With features such as blind-spot monitoring, autonomous emergency braking, lane departure warning, and rear cross-traffic alerts it’s no wonder the Mazda BT-50 received a 5-star rating.
All of the standard safety features will ensure you arrive at your destination safely and sound and instil confidence in between point A with wherever you decide. Electronic stability control and hill descent control will keep all four wheels exactly where you want them in contact with the trail or the road.
Pedestrian and cyclist detection will keep you and other road-goers safe while the intuitive autonomous emergency braking is pleasant and not a harsh reaction.
SUV style options in the form of front and side curtain airbag systems will deploy in the event of an accident keeping you and your passengers safer all around. Rest assured the backup camera option and parking sensors will kick in automatically while you navigate the mall or local grocery.
- Lane keep assist
- Reversing camera
- Lane departure warning
- Adapting cruise control
- Parking sensors
- Autonomous emergency braking
- Rear cross-traffic alerts
- Pedestrian and cyclist alerts
Mazda BT-50 Model Lineup
Mazda has made it quite easy to build your ute online whether it be your next workhorse or your adventure machine. All pricing below is approximate and does not factor in accessories or model-specific options:
Note: Pricing is subject to change, please do your own research with your local dealership.
XT Cab Chassis Ute (Price approx $42,928 + on-road additional costs)
- 0-inch touchscreen
- 17-inch alloy wheels
- LED headlights
- Cloth upholstery
- Carpeted floors
- Power windows
- Cruise control (manual models) or adaptive cruise control with Stop & Go (automatic models)
- Reversing camera
XTR Ute (Price approx $46,357 + on-road additional costs)
- 0-inch touchscreen infotainment system with Android Auto, wireless Apple CarPlay, DAB+ digital radio and satellite navigation
- 18-inch alloy wheels
- LED headlights with auto levelling
- LED front fog lights and daytime running lights
- Side steps
- Dual-zone climate control
- Rear air vents
- Leather-wrapped steering wheel and shifter
- Auto-dimming interior mirror
- Rear seat centre armrest
- Power-folding exterior mirrors
- Keyless entry
- No Cab-chassis option
THUNDER Ute (Price approx $69,990 + additional on-road costs)
- Steel bullbar with Lightforce led light bar
- Black side steps and fender flares
- Class-leading interior
- 18″ alloy wheels
- Electric roll cover
- Brown leather upholstery
- Eight-way power driver’s seat
- Heated seats
- Remote engine start (automatic only)
- Front parking sensors
- Heated chrome exterior mirrors
- No Cab-chassis option
Is the Mazda BT-50 Good?
The dual-cab chassis Mazda BT-50 makes for a great family car with a solid offroad drivetrain built by Isuzu. The interior is well equipped, but by no means is it cutting edge.
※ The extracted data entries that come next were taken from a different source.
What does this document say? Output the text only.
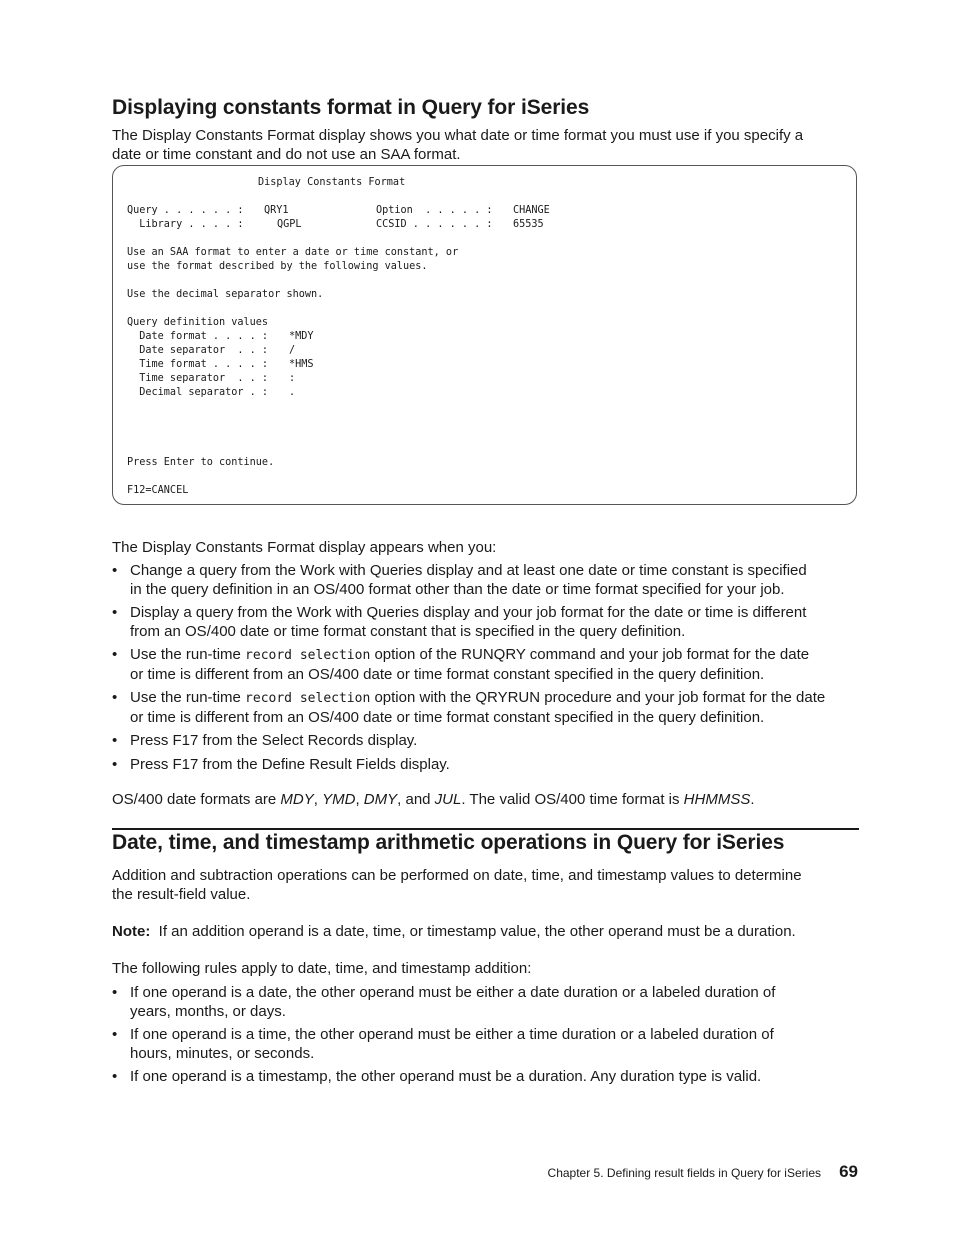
Displaying constants format in Query for iSeries
The Display Constants Format display shows you what date or time format you must use if you specify a
date or time constant and do not use an SAA format.
Display Constants Format
Query . . . . . . : QRY1	Option  . . . . . : CHANGE
Library . . . . :	QGPL	CCSID . . . . . . : 65535
Use an SAA format to enter a date or time constant, or
use the format described by the following values.
Use the decimal separator shown.
Query definition values
Date format . . . . : *MDY
Date separator  . . : /
Time format . . . . : *HMS
Time separator  . . : :
Decimal separator . : .
Press Enter to continue.
F12=CANCEL
The Display Constants Format display appears when you:
• Change a query from the Work with Queries display and at least one date or time constant is specified
in the query definition in an OS/400 format other than the date or time format specified for your job.
• Display a query from the Work with Queries display and your job format for the date or time is different
from an OS/400 date or time format constant that is specified in the query definition.
• Use the run-time record selection option of the RUNQRY command and your job format for the date
or time is different from an OS/400 date or time format constant specified in the query definition.
• Use the run-time record selection option with the QRYRUN procedure and your job format for the date
or time is different from an OS/400 date or time format constant specified in the query definition.
• Press F17 from the Select Records display.
• Press F17 from the Define Result Fields display.
OS/400 date formats are MDY, YMD, DMY, and JUL. The valid OS/400 time format is HHMMSS.
Date, time, and timestamp arithmetic operations in Query for iSeries
Addition and subtraction operations can be performed on date, time, and timestamp values to determine
the result-field value.
Note: If an addition operand is a date, time, or timestamp value, the other operand must be a duration.
The following rules apply to date, time, and timestamp addition:
• If one operand is a date, the other operand must be either a date duration or a labeled duration of
years, months, or days.
• If one operand is a time, the other operand must be either a time duration or a labeled duration of
hours, minutes, or seconds.
• If one operand is a timestamp, the other operand must be a duration. Any duration type is valid.
Chapter 5. Defining result fields in Query for iSeries 69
It’s comfortable, has upgraded technology and all the mod cons compared to previous models.
The top-spec Thunder Model is quite a similar price to the competing Hilux, but still cheaper than the more premium Ford Ranger Raptor.
The ultimate question: Is the 2021 Mazda BT-50 worth the price?
Becoming more and more common after the long-awaited release of the 2021 Mazda BT-50 onto the Australian market, the Kodo designed, Isuzu D-Max sibling is more than able to handle whatever you throw at it.
Undoubtedly a top tier vehicle in the mid-sized ute segment in Australia, competing with the likes of the Ford Ranger and Toyota Hilux is no small feat and the redesign has definitely solidified Mazda’s position on the top 5 utes among Trayon Camper customers.
With the constant updates coming from the Ford camp, and a new model of the Ford Ranger expected in early 2022, it’s hard to stay relevant, but Mazda refuses to take a back seat to the action.
We believe this latest rendition of the Mazda is definitely a huge leap forward for the segment both in technology and looks. And personally, I prefer the looks of the Mazda over its sibling, but that’s a personal preference.